Steeles McLaughlin Family Dentistry

General Consent Form

18-545 Steeles Avenue West, Brampton, ON, L6Y 4E7      905-455-2023

Patient's Name:
E-mail Address

Information

We understand the importance of protecting your personal information. We are committed to collecting, using and disclosing your personal information responsibly. We also try to be as open and transparent as possible about the way we handle your personal information. It is important to us to provide this service to our patients.

In the dental office of Dr.Ilyas Ahmed & Associates, Dr. Ahmed acts as the Privacy Information Officer. All staff members who come across with your personal information are aware of the sensitive nature of the information that you have disclosed to us. They are all trained in the appropriate uses and protection of your information. Attached to this consent form, we have outlined what our office is doing to ensure that:

  • Only necessary information about you is collected • We only share information with your consent
  • Storage, retention and destruction of your personal information complies with existing legislation and privacy protection protocols Please do not hesitate to discuss our policies with myself or any staff member.

This Dental Office will collect, use and disclose information about you for the following purposes:

  • To deliver safe and efficient patient care
  • To identify and ensure continuous high-quality service
  • To assess your health needs and provide health care
  • To advise you of treatment options
  • To enable us to contact you and maintain communication with you, including distributing healthcare information and to book and confirm appointments
  • To offer and provide treatment, care and services in relationship to the oral and maxillofacial complex and dental care generally
  • To communicate with other treating healthcare providers, including physicians, pharmacists, referring general dentists and specialists
  • To allow us to efficiently follow up for treatment, care and billing
  • For teaching and demonstration on an anonymous basis using photographs of teeth
  • To complete and submit dental claims for third party adjudication and payment
  • To comply with legal and regulatory requirements, including the delivery of patient's charts and records to the Royal College of Dental Surgeons of Ontario and/or the College of Dental Hygienists of Ontario in a timely fashion when required, according to the provisions of the Regulated Health Professions Act
  • To comply with agreements/undertakings entered into voluntarily by Dentist and staff with the Royal College of Dental Surgeons of Ontario and/or the College of Dental Hygienists of Ontario including the delivery and/or review of patient's charts and records to the college(s) in a timely fashion for regulatory and monitoring purposes
  • To permit potential purchasers, practice brokers or advisors to evaluate the practice and potentially allow such people to conduct an audit in preparation for a practice sale
  • To deliver your charts and records to the staff of insurance carriers to enable the insurance company to assess liability and quantify damages if any To prepare materials for the Health Professions Appeal and Review Board (HPARE)
  • To invoice for goods and services
  • To process credit card payments
  • To collect unpaid accounts
  • To assist this office to comply with all regulatory requirements
  • To comply generally with the law

By reading the consent sections of this Patient Consent Form, you have agreed that you have given your informed consent to the collection, use and/or disclosure of your personal information for the purposes that are listed. If a new purpose arises for the use and/or disclosure of your personal information we will request your verbal and/ or written approval in advance.

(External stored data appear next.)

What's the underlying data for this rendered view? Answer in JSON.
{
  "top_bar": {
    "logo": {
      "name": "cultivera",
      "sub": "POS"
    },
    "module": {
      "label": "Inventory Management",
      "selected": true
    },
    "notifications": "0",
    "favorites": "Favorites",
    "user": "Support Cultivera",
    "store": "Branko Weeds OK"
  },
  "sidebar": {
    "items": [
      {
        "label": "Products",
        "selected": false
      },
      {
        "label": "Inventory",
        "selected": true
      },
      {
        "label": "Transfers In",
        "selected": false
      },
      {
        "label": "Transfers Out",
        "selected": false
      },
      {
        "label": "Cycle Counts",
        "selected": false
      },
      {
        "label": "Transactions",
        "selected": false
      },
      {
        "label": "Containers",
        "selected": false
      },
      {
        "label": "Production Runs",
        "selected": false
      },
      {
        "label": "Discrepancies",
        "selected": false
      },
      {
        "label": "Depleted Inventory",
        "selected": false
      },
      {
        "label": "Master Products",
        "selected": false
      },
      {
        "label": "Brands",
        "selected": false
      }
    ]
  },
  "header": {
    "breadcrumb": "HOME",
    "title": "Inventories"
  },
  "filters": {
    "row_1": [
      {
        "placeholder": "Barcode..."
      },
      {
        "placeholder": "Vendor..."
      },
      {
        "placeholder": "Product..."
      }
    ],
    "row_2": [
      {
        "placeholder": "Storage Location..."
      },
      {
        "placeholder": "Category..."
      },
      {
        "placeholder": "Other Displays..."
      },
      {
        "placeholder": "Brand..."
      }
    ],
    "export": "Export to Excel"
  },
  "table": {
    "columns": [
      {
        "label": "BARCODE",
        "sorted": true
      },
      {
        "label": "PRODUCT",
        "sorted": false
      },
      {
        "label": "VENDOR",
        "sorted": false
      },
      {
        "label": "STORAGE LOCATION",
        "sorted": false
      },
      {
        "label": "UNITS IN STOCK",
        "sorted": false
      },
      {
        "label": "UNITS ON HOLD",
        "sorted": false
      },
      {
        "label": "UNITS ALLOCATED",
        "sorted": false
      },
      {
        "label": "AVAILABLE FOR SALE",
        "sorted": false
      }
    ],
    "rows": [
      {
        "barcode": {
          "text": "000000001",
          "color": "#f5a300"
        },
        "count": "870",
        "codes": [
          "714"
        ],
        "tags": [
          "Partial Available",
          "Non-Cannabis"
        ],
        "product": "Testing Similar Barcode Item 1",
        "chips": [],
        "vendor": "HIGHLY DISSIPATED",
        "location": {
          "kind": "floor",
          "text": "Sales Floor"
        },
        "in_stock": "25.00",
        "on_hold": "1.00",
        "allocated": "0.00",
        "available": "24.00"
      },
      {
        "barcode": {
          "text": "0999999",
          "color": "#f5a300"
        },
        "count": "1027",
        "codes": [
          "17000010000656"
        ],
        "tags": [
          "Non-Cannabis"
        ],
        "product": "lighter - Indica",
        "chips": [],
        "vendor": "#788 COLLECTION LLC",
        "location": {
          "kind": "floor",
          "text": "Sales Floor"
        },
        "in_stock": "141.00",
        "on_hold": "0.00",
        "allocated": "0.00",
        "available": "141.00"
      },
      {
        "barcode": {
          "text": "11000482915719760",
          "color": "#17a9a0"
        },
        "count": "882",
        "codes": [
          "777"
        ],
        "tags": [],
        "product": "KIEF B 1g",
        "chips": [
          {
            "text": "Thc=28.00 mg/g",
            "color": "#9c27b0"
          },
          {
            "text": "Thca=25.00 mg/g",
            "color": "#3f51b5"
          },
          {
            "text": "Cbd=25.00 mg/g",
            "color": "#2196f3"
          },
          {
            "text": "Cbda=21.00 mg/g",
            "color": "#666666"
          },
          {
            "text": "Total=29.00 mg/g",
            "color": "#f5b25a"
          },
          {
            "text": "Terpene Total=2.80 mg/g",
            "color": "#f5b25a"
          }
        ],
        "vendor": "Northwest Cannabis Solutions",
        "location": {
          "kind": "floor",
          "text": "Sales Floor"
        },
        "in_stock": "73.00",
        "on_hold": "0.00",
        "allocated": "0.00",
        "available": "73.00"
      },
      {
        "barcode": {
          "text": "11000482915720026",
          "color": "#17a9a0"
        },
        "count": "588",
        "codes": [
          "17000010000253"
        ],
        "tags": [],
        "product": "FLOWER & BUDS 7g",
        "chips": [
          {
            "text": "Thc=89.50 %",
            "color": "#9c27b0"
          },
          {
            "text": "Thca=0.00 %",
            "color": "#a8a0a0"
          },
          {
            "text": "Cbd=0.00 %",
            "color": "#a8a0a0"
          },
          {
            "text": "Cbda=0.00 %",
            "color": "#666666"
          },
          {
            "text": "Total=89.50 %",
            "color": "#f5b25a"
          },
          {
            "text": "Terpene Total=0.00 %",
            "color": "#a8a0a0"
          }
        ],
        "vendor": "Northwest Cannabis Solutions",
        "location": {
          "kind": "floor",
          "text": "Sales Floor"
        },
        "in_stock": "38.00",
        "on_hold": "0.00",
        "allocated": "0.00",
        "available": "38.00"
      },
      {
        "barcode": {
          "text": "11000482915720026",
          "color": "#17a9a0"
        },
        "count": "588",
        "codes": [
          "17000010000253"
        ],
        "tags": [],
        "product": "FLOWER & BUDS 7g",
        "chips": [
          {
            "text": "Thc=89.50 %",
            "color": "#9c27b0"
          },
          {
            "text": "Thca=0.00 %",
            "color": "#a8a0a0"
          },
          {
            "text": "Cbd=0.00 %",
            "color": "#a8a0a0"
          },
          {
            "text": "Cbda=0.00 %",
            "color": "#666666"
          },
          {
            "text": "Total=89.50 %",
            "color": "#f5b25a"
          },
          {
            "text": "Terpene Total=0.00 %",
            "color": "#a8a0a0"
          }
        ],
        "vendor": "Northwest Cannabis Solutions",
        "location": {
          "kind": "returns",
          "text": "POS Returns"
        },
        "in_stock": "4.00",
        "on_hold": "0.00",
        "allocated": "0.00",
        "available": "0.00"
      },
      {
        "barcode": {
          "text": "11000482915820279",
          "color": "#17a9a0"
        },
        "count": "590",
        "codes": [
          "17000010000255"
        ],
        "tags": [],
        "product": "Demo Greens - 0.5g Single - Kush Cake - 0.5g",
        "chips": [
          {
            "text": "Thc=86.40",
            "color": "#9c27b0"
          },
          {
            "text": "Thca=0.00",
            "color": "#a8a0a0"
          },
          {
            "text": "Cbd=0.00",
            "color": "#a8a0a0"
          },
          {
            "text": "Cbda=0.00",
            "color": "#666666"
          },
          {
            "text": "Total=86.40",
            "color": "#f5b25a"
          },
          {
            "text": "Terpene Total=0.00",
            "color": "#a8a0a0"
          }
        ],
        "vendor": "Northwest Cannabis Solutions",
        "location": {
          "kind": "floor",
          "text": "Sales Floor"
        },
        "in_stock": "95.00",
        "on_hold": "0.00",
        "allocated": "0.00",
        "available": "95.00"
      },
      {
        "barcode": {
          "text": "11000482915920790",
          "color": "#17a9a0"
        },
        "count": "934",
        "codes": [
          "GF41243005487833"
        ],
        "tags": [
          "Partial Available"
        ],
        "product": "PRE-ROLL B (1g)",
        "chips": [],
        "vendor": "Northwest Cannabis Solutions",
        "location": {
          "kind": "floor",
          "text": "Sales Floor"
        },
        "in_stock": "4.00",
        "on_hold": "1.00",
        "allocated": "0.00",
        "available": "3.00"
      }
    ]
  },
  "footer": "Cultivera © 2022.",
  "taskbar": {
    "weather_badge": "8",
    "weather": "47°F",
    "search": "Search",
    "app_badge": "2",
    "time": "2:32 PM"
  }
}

  • Your information may be accessed by regulatory authorities under the terms of the Regulated Health Professions Act (RHPA) for the purposes of the Royal College of Dental Surgeons of Ontario and/ or the College of Dental Hygienists of Ontario fulfilling its mandate under the RHPA, and for the defense of a legal issue.
  • Our office will not supply your insurance company with your confidential medical history information. If such a request is made, we will obtain specific request from you to forward such information along.
  • When unusual requests are received, we will contact you for permission to release such information. We may also advise you if such a release is inappropriate. You may withdraw your consent for use and disclosure of your personal information, and we will explain the ramifications of that decision, and the process.